Hastalık öncesinde şap hastalığı için aşılar yapıldı. Burada üreticilerin de kabahati var ve aşı yaptırmayan üreticilerimiz var. Biz ne kadar uyarsak da maalesef aşı yaptırmayanlarımız oldu. En büyük risk bu hayvanlarda gözükür ve sonrasında aşı yapılan hayvanlara da bulaşıyor. Bu SAT 2 tipi virüsü yeni gözüktüğünden, il ve ilçe tarım müdürlüklerinin yapmış olduğu aşılar bu virüsün aşısı değildi ve diğer tipler için yapılan aşılar da bu virüs için etkili olamadı. Her ne kadar mücadele edildiyse de maalesef ki ilimize kadar bu hastalık geldi. Aşı yapılan hayvanlarımız hastalığı bir nebze hafif atlatıyor ve ölüm oranları az gözüküyor. Hastalığa yakalanan hayvanlar özellikle damızlık verimini düşürüyor ve hastalığı atlatan hayvanlar bile yarın damızlık vasfını yitiriyor ki mecburen kesime gidiyor ve üreticinin elinden çıkıyor. Biz diyoruz ki bu hastalığın buraya gelmemesi gerekiyordu, neden biz her şeyi devletten bekliyoruz? Ama beklemek de zorundayız. Şu anda şunu söylemek istiyorum; Tarım Bakanlığı ve bizi yönetenler, tarım ve hayvancılıktan vazgeçtiler. Neden bu kaçak hayvanların ülkemize girmelerine izin verdiler, yani İran’dan gelen hayvanlara? Çünkü ülkemizde hayvancılık bittiği için, et ihtiyacımız da vardı ve insanlarımız et alamıyorlardı, günü kurtarmak için bu hayvanların geçişine göz yumuldu. O gün rahat et yiyebildik ama bundan sonra da et yiyemeyeceğiz.

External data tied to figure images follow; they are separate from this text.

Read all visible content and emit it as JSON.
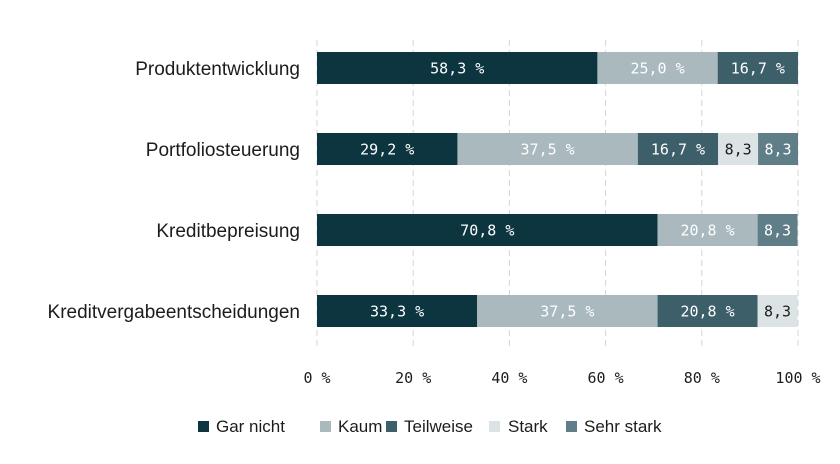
{
  "chart_data": {
    "type": "bar",
    "orientation": "horizontal",
    "stacked": true,
    "categories": [
      "Produktentwicklung",
      "Portfoliosteuerung",
      "Kreditbepreisung",
      "Kreditvergabeentscheidungen"
    ],
    "series": [
      {
        "name": "Gar nicht",
        "color": "#0c3540",
        "label_color": "#ffffff",
        "values": [
          58.3,
          29.2,
          70.8,
          33.3
        ],
        "labels": [
          "58,3 %",
          "29,2 %",
          "70,8 %",
          "33,3 %"
        ]
      },
      {
        "name": "Kaum",
        "color": "#a9b9bd",
        "label_color": "#ffffff",
        "values": [
          25.0,
          37.5,
          20.8,
          37.5
        ],
        "labels": [
          "25,0 %",
          "37,5 %",
          "20,8 %",
          "37,5 %"
        ]
      },
      {
        "name": "Teilweise",
        "color": "#3c5f6a",
        "label_color": "#ffffff",
        "values": [
          16.7,
          16.7,
          0,
          20.8
        ],
        "labels": [
          "16,7 %",
          "16,7 %",
          "",
          "20,8 %"
        ]
      },
      {
        "name": "Stark",
        "color": "#dbe3e5",
        "label_color": "#1c1c1c",
        "values": [
          0,
          8.3,
          0,
          8.3
        ],
        "labels": [
          "",
          "8,3",
          "",
          "8,3"
        ]
      },
      {
        "name": "Sehr stark",
        "color": "#5f7e87",
        "label_color": "#ffffff",
        "values": [
          0,
          8.3,
          8.3,
          0
        ],
        "labels": [
          "",
          "8,3",
          "8,3",
          ""
        ]
      }
    ],
    "xlim": [
      0,
      100
    ],
    "xticks": [
      0,
      20,
      40,
      60,
      80,
      100
    ],
    "xtick_labels": [
      "0 %",
      "20 %",
      "40 %",
      "60 %",
      "80 %",
      "100 %"
    ],
    "grid": true,
    "legend_position": "bottom",
    "title": "",
    "xlabel": "",
    "ylabel": ""
  }
}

Bakanlığımız, bundan 3-4 ay önce ilimizde hayvanların meraya inmesini yasak etti. Ama bazı üreticilerimiz, tarım il müdürlüklerini zorlayarak meraya çıkacaklarını ilettiler. Ama doğrusu bizim bölgemizde hayvancılık merada yapılır. Biz ‘çıkarmayın’ dedik ve ‘hastalık var’ diye uyardıysak da anlamadılar ve bu hastalığın önüne geçilemedi. Şu anda Yusufeli, Şavşat, Ardanuç karantina altına alındı ve hayvan satışı olmadığı gibi hayvan geçişi yasaklandı. Köyler arası geçiş ve hayvan satışı tamamen yasaklandı. Üreticilerimiz dikkatli olsun. Bizler gerekli bilgilendirme mesajımızı attık. Lütfen bu karantinaya uysunlar ki bu hastalığı atlatalım. Çektiğimiz mesajlara ve devletin uyarılarına dikkat etmeleri gerekir."